Escherichia coli was bioengineered to assemble biopolymers that were coated with epitopes (Ag) derived from proteins primarily associated with P. aeruginosa outer membrane proteins, including OprF, OprI, AlgE, OprL, PopB, PilA, PilO, FliC, and Hcp1. Application of the vaccine in mouse models showed that particulate vaccines induced cellular and humoral responses, resulting in up to 90% survival. Moreover, the study proved that the intranasal route exhibited better prevention of P. aeruginosa infection than intramuscular delivery [137].
Antibodies neutralize pathogens and enhance the recruitment of effectors to the site of the pulmonary infection, facilitating bacterial elimination. Monoclonal antibody mAb166 was applied after primary and secondary infection by three strains of P. aeruginosa (PA103, CLJ1, and PA14). Initially, PA103 was applied at LD100, and after 1 h, the antibody was applied. At 30 days, the surviving mice were rechallenged for secondary infection using all three strains. The group treated with monoclonal antibodies had a significant survival rate in secondary infection without antibody delivery. In vitro antigen-presenting cells (APCs) stimulation assay, in vivo P. aeruginosa challenges, and serum transfer tests revealed a crucial involvement in antibody and bacterial interactions associated with a sustained humoral response [138].
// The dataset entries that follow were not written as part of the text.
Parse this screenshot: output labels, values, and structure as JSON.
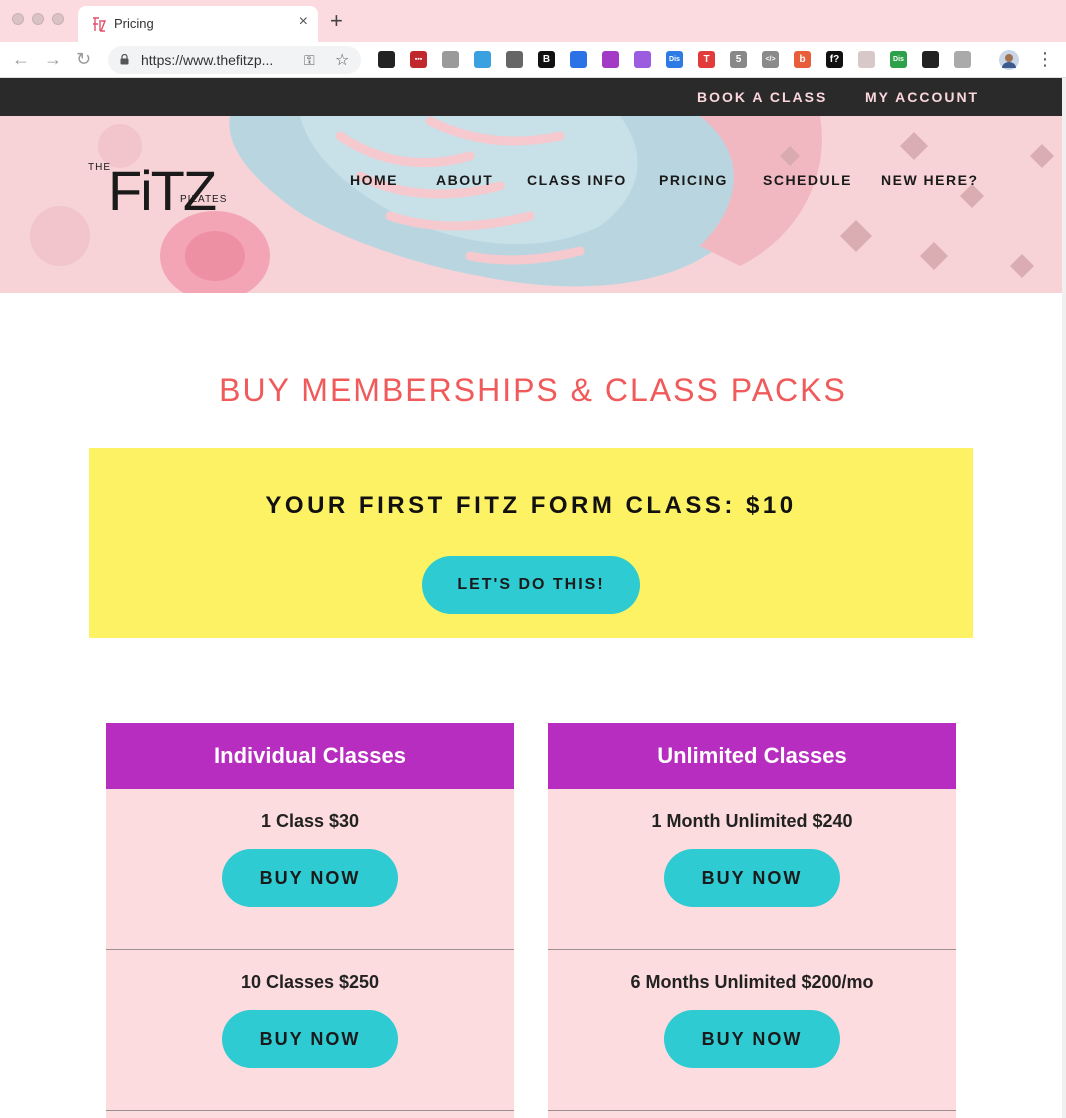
{
  "browser": {
    "tab_title": "Pricing",
    "tab_close": "×",
    "new_tab": "+",
    "url": "https://www.thefitzp...",
    "extensions": [
      {
        "icon": "chrome-ext-color-wheel-icon",
        "color": "#222222",
        "text": ""
      },
      {
        "icon": "chrome-ext-red-grid-icon",
        "color": "#c0282d",
        "text": "▪▪▪"
      },
      {
        "icon": "chrome-ext-camera-icon",
        "color": "#9a9a9a",
        "text": ""
      },
      {
        "icon": "chrome-ext-rainbow-icon",
        "color": "#3aa1e0",
        "text": ""
      },
      {
        "icon": "chrome-ext-spiral-icon",
        "color": "#666666",
        "text": ""
      },
      {
        "icon": "chrome-ext-b-icon",
        "color": "#111111",
        "text": "B"
      },
      {
        "icon": "chrome-ext-dropbox-icon",
        "color": "#2a72e5",
        "text": ""
      },
      {
        "icon": "chrome-ext-eyedropper-icon",
        "color": "#a33ac6",
        "text": ""
      },
      {
        "icon": "chrome-ext-purple-gem-icon",
        "color": "#9b5ce0",
        "text": ""
      },
      {
        "icon": "chrome-ext-dis-icon",
        "color": "#2c7be5",
        "text": "Dis"
      },
      {
        "icon": "chrome-ext-red-t-icon",
        "color": "#e23b3b",
        "text": "T"
      },
      {
        "icon": "chrome-ext-fingerprint-icon",
        "color": "#888888",
        "text": "5"
      },
      {
        "icon": "chrome-ext-code-icon",
        "color": "#8a8a8a",
        "text": "</>"
      },
      {
        "icon": "chrome-ext-b-circle-icon",
        "color": "#e85d3a",
        "text": "b"
      },
      {
        "icon": "chrome-ext-font-icon",
        "color": "#111111",
        "text": "f?"
      },
      {
        "icon": "chrome-ext-page-icon",
        "color": "#d8c8c8",
        "text": ""
      },
      {
        "icon": "chrome-ext-dis-green-icon",
        "color": "#2ca04a",
        "text": "Dis"
      },
      {
        "icon": "chrome-ext-cloud-icon",
        "color": "#222222",
        "text": ""
      },
      {
        "icon": "chrome-ext-refresh-icon",
        "color": "#aaaaaa",
        "text": ""
      }
    ]
  },
  "topbar": {
    "book_a_class": "BOOK A CLASS",
    "my_account": "MY ACCOUNT"
  },
  "logo": {
    "the": "THE",
    "fitz": "FiTZ",
    "pilates": "PILATES"
  },
  "nav": {
    "home": "HOME",
    "about": "ABOUT",
    "class_info": "CLASS INFO",
    "pricing": "PRICING",
    "schedule": "SCHEDULE",
    "new_here": "NEW HERE?"
  },
  "main": {
    "heading": "BUY MEMBERSHIPS & CLASS PACKS",
    "promo_title": "YOUR FIRST FITZ FORM CLASS: $10",
    "promo_button": "LET'S DO THIS!"
  },
  "cards": [
    {
      "title": "Individual Classes",
      "rows": [
        {
          "label": "1 Class $30",
          "button": "BUY NOW"
        },
        {
          "label": "10 Classes $250",
          "button": "BUY NOW"
        }
      ]
    },
    {
      "title": "Unlimited Classes",
      "rows": [
        {
          "label": "1 Month Unlimited $240",
          "button": "BUY NOW"
        },
        {
          "label": "6 Months Unlimited $200/mo",
          "button": "BUY NOW"
        }
      ]
    }
  ],
  "colors": {
    "brand_coral": "#f05a5a",
    "promo_yellow": "#fdf164",
    "button_teal": "#2ecbd3",
    "card_header_purple": "#b72dbf",
    "card_bg_pink": "#fcdcdf",
    "topbar_dark": "#2a2a2a"
  }
}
The efficacy of the airway administration of mAb166 has been shown to be better than parenteral routes in a murine model of lung infection with the P. aeruginosa strain PA103. Antibody was applied two hours before the P. aeruginosa infection, and the bacterial loads, cytokines, chemokines, and other proteins were measured. The antibody ratio between airways and blood was 10-fold for airway administration, which resulted in a higher survival time, with about 80% survival up to seven days of infection. In contrast, other routes showed a rate below 60%. Additionally, fewer inflammatory mediators and neutrophil infiltration were detected in the bronchoalveolar lavage during respiratory delivery [139].
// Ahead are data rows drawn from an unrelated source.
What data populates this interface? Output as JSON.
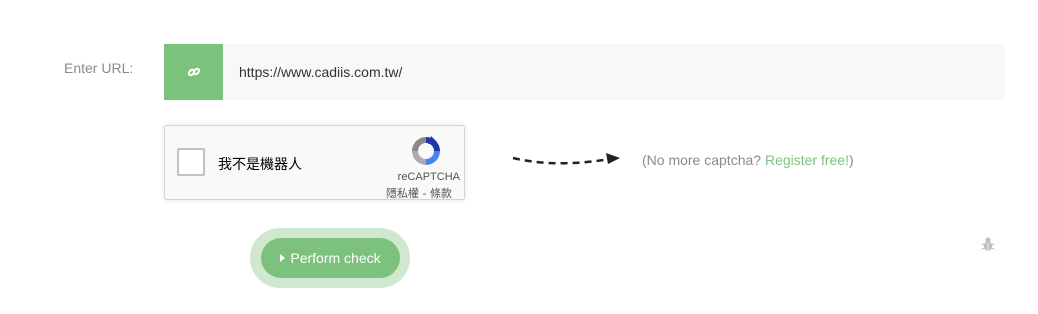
{
  "url_field": {
    "label": "Enter URL:",
    "value": "https://www.cadiis.com.tw/",
    "icon": "link-icon",
    "accent_color": "#7cc27c"
  },
  "recaptcha": {
    "checkbox_label": "我不是機器人",
    "brand": "reCAPTCHA",
    "privacy_link": "隱私權",
    "separator": " - ",
    "terms_link": "條款"
  },
  "promo": {
    "prefix": "(No more captcha? ",
    "link": "Register free!",
    "suffix": ")"
  },
  "actions": {
    "check_button": "Perform check",
    "report_icon": "bug-icon"
  }
}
In summary, respiratory mucosal delivery of vaccines has revealed the superior immune activation and lung clearance of bacteria, as demonstrated by the increased secretion of IgA and Th17 and survival rate of animals compared to parenteral routes. In addition, utilizing the respiratory route for mAb delivery provided strong protection against P. aeruginosa, with higher local concentrations and substantially increased survival.

5.3. Bacteriophages

Bacteriophages are viruses that are considered to be promising agents for killing resistant bacteria when antibiotics fail. A recent study by Wannigama et al. showed that intranasal delivery enhanced pulmonary localization of the phage, minimized antibody-mediated neutralization, and enhanced therapeutic efficacy against P. aeruginosa lung infections [140]. Case reports have indicated the safety and efficacy of phage delivery to the lung to treat MDR P. aeruginosa [141,142,143].
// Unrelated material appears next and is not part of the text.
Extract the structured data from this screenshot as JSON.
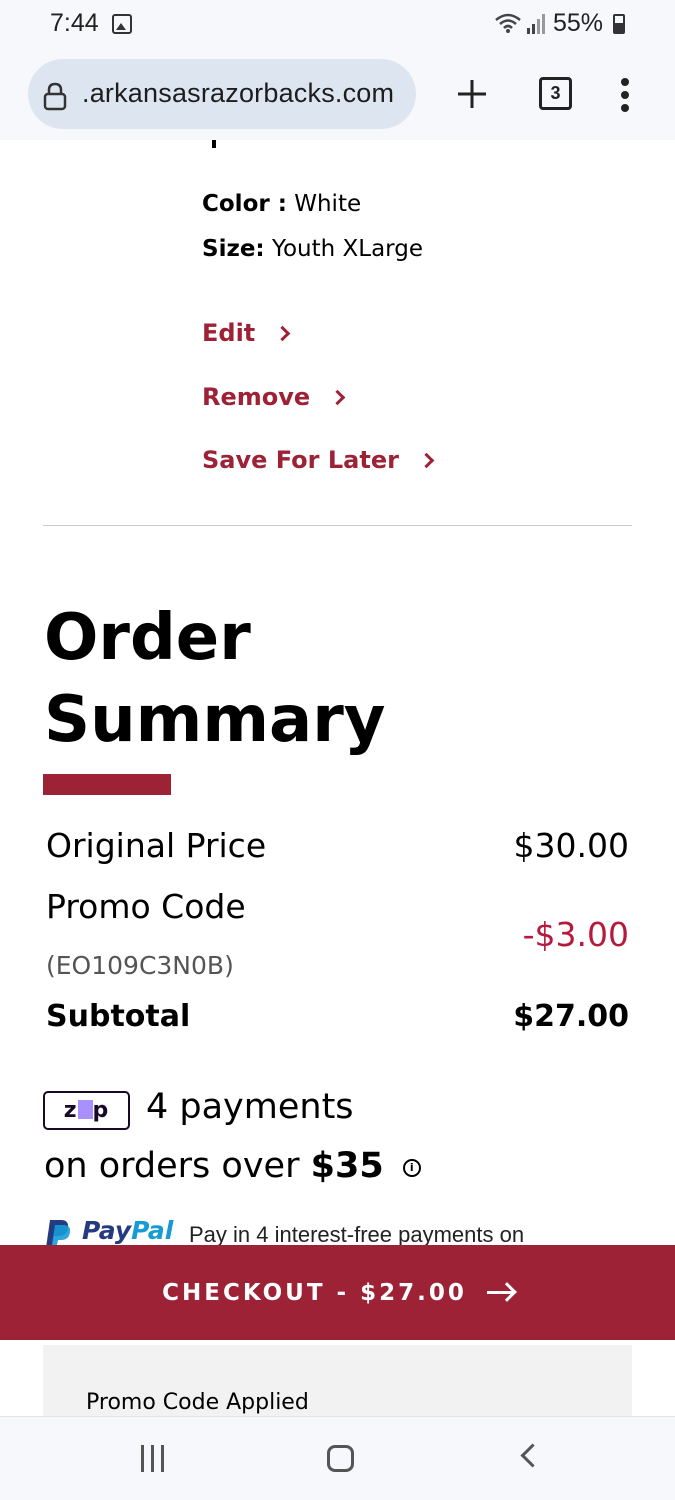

This work mainly utilized spray drying techniques for DPI powder formulations with excellent aerosolization properties. Given phage viability concerns, those investigations focused on the optimization of storage conditions and thermal stability during spray drying. As a result, dry powders of the Pseudomonas phage (PEV2) were prepared in the matrices of leucine, trehalose, and mannitol and evaluated for stability. Humidity had a destructive effect on phage viability, but trehalose contributed significantly at 0 and 22% RH at 4 °C for 12 months [144]. A recent study showed that high concentrations of lactose significantly impacted the long-term stability (4 years) of phage powder (PEV1, PEV20, and PEV61) at a relative humidity of <15% and 4 °C [145]. Another study showed that hydrolyzed gelatine was the most effective bacteriophage stabilizer during spray drying, outperforming trehalose, lactose, leucine, mannitol, and gelatine. In addition, both hydrolysed and non-hydrolysed gelatine showed the highest stability at 4 °C [146]. Li et al. combined human serum albumin and lactose to improve phage stability and achieved a reduction in phage viability below 0.8 log10, with a combination of 60% and 40%, respectively [147]. To escape the stresses of drying, liposomal phage nanoparticles were developed that reduced cellular uptake (2-fold) and extended extracellular retention of the bacteriophage in lung epithelial cells [148].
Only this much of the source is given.